This Potato Leek Soup Instant Pot is made with leeks, broth, potatoes, thyme, bay leaves, butter, garlic and pressure cooked.
On a brisk spring day, we decided to make some Potato Leek soup, and it was DELICIOUS. The leeks enhanced the potato flavor and the combination is exceptional. It is so hearty, healthy, and delicious.
What you will need
Butter: Use organic salted better for best taste. You can opt for using unsalted and adjust the salt yourself.
Broth: I used chicken broth, although you could vegetable broth if you don’t happen to have chicken broth.
Garlic: For best quality, use fresh garlic for this recipe.
Thyme: Panera’s chicken noodle soup has thyme in the recipe, and gives it such a comforting taste.
How to make Potato Leek Soup Instant Pot
Press the Sauté button on the Instant Pot. Add the oil and butter.
Add the leeks and stir. Cook until soft, stirring occasionally. It's fine if they brown a little.
Add garlic and cook for about 30 seconds, until fragrant, stirring frequently.
Stir in the broth.
Add the bay leaf, thyme, salt, pepper, and the potatoes, nutmeg. Stir.
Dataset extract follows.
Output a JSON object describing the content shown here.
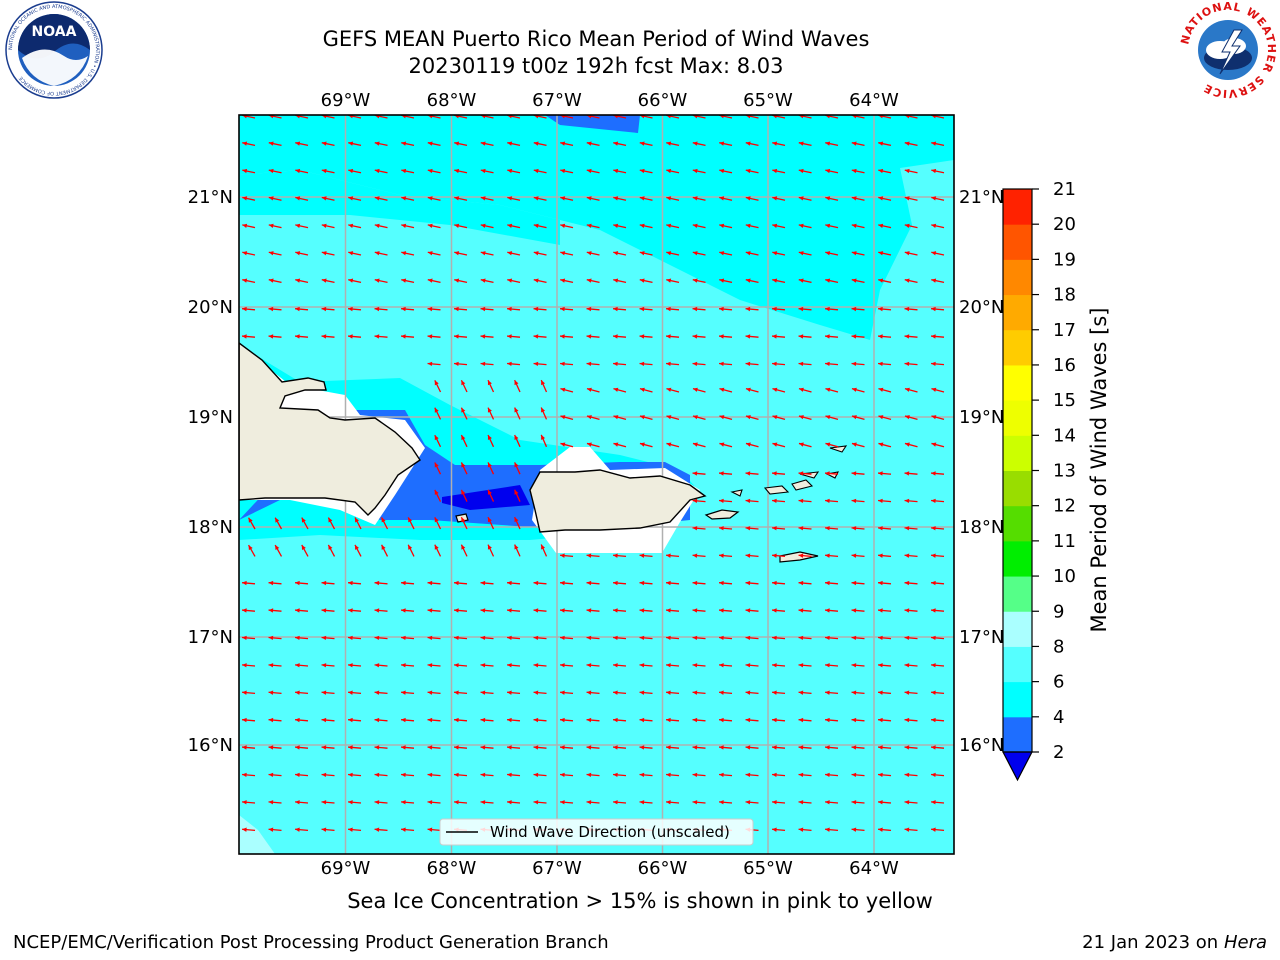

Put the lid on the pot and set the steam release knob to the Sealing position.
Pressure cook on high for 7 minutes.
When the cooking cycle has ended, let the pot naturally release the pressure for 15 minutes. Then manually release the remaining steam.
When the pin in the lid drops, open it and stir the soup. Remove the bay leaves. Then use an immersion blender to puree it. If you don't have an immersion blender, you can use a blender, pureeing the soup in small batches very carefully. Enjoy!